И в этот раз Пруссак подтвердил свою зловещую репутацию, появившись тогда, когда его ждали меньше всего; при виде надзирателя уши Николки похолодели, а сердце стремительно провалилось куда-то в желудок. Ваня же, державшийся за спиной товарища, наоборот, был встревожен скорее явлением городового – после вчерашнего инцидента в кафе Иван относился к гимназическим чинам без особого пиетета.
– С нашим почтением, Василь Петрович, – доброжелательно прогудел квартальный. Овчинников, как домовладелец и человек, безусловно, благонадежный, хотя и «тилигент», пользовался у полицейских чинов самой лучшей репутацией. – Так что вот, из гимназии насчет вашего племянника пожаловали. – И квартальный кивнул на своего спутника.
– Точно так, господин Овчинников, – сухо произнес Пруссак. – Простите, что вынужден потревожить вас в столь неурочный час… – И надзиратель покосился на застывшую в дверях столовой Марьяну с блюдом, на котором исходило ароматами жаркое с тушеной картошкой. – Прошу извинить за то, что пришлось оторвать вас и ваше семейство от трапезы, но дело, ради которого мы явились, не терпит ни малейшего отлагательства.
– Что ж, господа, проходите, прошу вас. – Василий Петрович посторонился, пропуская незваных гостей в столовую.
Пруссак, кивнув хозяйке дома, прошел мимо замершей со своим блюдом Марьяны; Николку с Ваней он демонстративно проигнорировал. Квартальный, потоптавшись в прихожей, проследовал за надзирателем. В столовой сразу сделалось тесно; ароматы супа и жаркого оказались заглушены ядреным запахом дегтя, исходящим от сапог квартального. Тетя Оля, не меньше Марьяны перепуганная вторжением официальных чинов, зашуршала юбками, вытуривая из комнаты малолетнюю Настю и изнемогающую от любопытства Марину.

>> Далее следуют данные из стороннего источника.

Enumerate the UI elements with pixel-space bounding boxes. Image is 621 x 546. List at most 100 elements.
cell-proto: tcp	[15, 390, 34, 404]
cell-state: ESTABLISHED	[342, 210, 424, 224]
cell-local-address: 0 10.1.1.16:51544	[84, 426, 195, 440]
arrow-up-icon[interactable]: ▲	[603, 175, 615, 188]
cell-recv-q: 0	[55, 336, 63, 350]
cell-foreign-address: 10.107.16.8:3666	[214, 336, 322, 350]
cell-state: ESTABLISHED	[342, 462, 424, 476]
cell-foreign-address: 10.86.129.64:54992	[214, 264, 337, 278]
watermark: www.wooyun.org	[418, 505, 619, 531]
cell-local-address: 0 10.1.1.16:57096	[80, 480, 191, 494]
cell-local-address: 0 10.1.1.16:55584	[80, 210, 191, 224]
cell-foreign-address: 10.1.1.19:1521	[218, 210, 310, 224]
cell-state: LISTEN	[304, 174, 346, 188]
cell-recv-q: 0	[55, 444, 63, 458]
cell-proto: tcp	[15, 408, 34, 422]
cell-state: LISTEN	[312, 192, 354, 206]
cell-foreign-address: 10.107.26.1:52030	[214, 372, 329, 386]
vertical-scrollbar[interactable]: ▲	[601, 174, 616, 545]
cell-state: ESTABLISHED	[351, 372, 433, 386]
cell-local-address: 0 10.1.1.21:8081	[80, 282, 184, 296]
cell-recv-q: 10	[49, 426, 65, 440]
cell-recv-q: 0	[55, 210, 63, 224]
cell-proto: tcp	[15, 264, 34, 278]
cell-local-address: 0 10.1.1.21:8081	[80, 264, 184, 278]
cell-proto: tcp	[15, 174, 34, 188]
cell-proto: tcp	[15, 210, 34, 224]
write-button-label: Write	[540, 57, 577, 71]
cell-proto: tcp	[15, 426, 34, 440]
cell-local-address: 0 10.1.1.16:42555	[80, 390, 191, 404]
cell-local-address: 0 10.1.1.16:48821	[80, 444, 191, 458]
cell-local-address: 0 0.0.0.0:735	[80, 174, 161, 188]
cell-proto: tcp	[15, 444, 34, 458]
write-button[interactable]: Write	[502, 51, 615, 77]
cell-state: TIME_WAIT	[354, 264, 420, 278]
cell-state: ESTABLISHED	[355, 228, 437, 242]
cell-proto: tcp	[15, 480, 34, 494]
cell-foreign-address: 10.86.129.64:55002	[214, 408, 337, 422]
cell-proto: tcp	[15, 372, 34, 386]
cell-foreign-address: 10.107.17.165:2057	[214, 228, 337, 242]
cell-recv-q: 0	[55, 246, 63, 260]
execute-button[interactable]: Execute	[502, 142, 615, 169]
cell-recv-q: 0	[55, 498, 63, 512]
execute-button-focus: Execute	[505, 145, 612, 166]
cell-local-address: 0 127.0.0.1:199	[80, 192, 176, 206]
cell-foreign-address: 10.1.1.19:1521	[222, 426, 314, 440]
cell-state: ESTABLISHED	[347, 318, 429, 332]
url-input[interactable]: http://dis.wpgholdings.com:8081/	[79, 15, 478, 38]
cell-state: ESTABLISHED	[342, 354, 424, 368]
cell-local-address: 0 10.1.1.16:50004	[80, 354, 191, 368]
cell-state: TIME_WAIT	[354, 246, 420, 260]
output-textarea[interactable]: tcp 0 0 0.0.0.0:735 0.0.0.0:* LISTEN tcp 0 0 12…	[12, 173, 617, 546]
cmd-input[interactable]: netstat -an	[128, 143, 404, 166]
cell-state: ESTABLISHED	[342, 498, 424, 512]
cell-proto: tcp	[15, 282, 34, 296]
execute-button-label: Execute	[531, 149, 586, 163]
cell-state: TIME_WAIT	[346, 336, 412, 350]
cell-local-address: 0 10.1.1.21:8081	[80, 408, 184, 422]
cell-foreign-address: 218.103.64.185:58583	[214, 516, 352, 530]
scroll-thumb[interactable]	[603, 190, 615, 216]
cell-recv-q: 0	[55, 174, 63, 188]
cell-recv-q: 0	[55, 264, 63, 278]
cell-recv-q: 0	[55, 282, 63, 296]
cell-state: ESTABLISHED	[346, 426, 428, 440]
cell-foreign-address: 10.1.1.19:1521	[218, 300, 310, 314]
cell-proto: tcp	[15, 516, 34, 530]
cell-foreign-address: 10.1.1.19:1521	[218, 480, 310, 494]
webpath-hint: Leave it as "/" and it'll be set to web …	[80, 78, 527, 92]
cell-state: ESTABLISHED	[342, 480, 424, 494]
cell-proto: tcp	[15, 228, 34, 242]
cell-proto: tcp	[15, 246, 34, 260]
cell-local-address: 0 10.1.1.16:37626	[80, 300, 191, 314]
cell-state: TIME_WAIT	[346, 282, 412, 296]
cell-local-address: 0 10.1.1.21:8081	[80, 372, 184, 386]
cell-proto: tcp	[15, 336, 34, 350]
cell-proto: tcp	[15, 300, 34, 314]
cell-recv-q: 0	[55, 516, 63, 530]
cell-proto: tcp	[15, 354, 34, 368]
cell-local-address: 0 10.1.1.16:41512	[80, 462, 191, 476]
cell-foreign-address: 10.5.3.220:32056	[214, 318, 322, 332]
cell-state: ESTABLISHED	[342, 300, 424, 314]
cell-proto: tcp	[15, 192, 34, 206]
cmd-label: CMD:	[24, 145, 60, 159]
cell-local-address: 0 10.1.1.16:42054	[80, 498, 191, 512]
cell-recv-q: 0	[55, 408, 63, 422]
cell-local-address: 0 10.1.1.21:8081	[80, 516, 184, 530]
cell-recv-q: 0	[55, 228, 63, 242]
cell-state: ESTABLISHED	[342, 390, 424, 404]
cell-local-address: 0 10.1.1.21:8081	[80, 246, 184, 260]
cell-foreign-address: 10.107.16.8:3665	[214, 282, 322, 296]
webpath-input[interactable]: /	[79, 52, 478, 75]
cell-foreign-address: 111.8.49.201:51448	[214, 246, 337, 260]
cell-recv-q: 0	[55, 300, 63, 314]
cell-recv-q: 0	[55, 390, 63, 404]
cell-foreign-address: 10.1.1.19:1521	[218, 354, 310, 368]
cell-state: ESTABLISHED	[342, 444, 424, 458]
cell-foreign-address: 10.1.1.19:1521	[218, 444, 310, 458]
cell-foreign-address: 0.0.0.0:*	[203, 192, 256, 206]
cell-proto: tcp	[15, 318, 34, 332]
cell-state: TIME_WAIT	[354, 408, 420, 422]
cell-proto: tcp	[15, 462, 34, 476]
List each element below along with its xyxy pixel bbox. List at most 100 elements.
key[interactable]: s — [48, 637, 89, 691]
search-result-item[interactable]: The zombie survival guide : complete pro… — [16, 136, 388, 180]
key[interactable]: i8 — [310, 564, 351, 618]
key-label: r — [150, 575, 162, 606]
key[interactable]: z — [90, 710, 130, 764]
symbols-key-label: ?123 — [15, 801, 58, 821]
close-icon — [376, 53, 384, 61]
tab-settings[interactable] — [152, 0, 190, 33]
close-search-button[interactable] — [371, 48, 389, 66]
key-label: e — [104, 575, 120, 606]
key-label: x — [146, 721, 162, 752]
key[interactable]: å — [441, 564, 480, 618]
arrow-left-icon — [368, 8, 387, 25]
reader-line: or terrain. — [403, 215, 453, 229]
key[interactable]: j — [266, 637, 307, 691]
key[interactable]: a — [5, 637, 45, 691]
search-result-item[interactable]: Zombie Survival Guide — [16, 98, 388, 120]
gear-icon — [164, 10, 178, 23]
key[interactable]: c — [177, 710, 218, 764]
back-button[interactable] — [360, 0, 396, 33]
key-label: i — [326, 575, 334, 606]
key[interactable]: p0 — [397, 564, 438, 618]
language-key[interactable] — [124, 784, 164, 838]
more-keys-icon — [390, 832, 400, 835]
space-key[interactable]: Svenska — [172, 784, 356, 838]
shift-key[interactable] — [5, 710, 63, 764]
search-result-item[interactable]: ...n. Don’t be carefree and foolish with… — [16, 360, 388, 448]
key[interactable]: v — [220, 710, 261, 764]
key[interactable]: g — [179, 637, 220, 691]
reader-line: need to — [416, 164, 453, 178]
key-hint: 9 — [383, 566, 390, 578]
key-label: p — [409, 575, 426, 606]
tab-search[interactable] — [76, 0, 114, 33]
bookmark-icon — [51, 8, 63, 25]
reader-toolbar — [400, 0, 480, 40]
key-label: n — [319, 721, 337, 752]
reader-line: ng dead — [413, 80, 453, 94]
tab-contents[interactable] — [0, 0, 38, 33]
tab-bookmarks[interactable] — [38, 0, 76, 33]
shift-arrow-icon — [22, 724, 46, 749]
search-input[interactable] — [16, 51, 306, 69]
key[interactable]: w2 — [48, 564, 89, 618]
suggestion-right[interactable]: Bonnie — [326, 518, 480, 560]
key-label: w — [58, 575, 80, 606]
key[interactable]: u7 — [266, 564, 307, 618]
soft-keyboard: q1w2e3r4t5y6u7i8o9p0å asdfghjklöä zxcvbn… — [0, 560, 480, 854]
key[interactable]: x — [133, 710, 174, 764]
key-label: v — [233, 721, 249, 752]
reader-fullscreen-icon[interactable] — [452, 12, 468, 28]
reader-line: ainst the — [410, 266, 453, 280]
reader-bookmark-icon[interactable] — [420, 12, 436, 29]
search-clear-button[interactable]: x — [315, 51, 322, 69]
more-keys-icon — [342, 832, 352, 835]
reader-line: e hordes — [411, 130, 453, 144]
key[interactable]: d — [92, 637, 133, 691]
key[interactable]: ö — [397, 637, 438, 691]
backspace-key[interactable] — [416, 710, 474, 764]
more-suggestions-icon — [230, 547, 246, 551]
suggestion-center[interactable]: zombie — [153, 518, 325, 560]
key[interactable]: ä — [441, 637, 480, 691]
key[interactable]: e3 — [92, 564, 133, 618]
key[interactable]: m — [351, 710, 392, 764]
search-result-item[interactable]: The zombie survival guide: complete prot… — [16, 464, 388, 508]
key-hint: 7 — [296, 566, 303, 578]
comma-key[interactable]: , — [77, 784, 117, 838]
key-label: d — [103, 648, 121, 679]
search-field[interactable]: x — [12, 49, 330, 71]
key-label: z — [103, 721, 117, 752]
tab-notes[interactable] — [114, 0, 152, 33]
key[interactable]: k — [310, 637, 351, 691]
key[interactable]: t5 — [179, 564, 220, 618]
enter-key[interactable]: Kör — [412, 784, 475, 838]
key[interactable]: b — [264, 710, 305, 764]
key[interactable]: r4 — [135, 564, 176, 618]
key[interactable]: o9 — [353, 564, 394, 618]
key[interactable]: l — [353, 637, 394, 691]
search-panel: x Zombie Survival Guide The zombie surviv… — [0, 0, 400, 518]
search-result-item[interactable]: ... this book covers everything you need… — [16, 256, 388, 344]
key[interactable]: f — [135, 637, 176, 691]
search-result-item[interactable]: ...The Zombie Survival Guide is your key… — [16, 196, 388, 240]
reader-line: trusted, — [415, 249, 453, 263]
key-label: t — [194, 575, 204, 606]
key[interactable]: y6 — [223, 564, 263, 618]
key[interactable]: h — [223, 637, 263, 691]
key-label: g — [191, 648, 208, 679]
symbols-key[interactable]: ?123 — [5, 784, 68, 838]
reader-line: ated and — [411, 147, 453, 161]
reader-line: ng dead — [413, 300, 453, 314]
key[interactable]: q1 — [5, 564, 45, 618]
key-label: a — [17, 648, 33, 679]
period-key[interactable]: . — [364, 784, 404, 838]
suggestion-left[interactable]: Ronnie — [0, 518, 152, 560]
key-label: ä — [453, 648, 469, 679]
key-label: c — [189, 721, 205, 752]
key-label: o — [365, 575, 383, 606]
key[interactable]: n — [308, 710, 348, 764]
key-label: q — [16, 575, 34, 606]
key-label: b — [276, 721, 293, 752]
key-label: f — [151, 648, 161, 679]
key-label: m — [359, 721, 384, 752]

Сам Василий Петрович, пропустив в гостиную визитеров, вошел вслед за ними.
– Что ж, господа, чем обязан? – Голос Николкиного дяди звучал так же сухо-официально, как и речь Пруссака. Василий Петрович, безусловно, узнал надзирателя и догадывался, что неприятный визит связан с какими-то проделками племянника. А то, что гимназического служителя сопровождал еще и городовой, говорило о крайней серьезности происшествия.
– Около часа назад в переулке возле нашей гимназии, – голос надзирателя был сух и бесцветен, он будто пересыпал из ладони в ладонь горсть шелестящих осенних листьев, – чином полиции были найдены трое учеников в весьма плачевном состоянии. Все трое заливались слезами и жаловались на сильнейшее жжение в глазах.
– Да, орали они, как оглашенные, – вставил квартальный. – Я ажно решил, что гимназеры с глузду сдвинулись. А один – так и вовсе по земле катался и вставать не хотел – кричал, что ему глаза выжгли!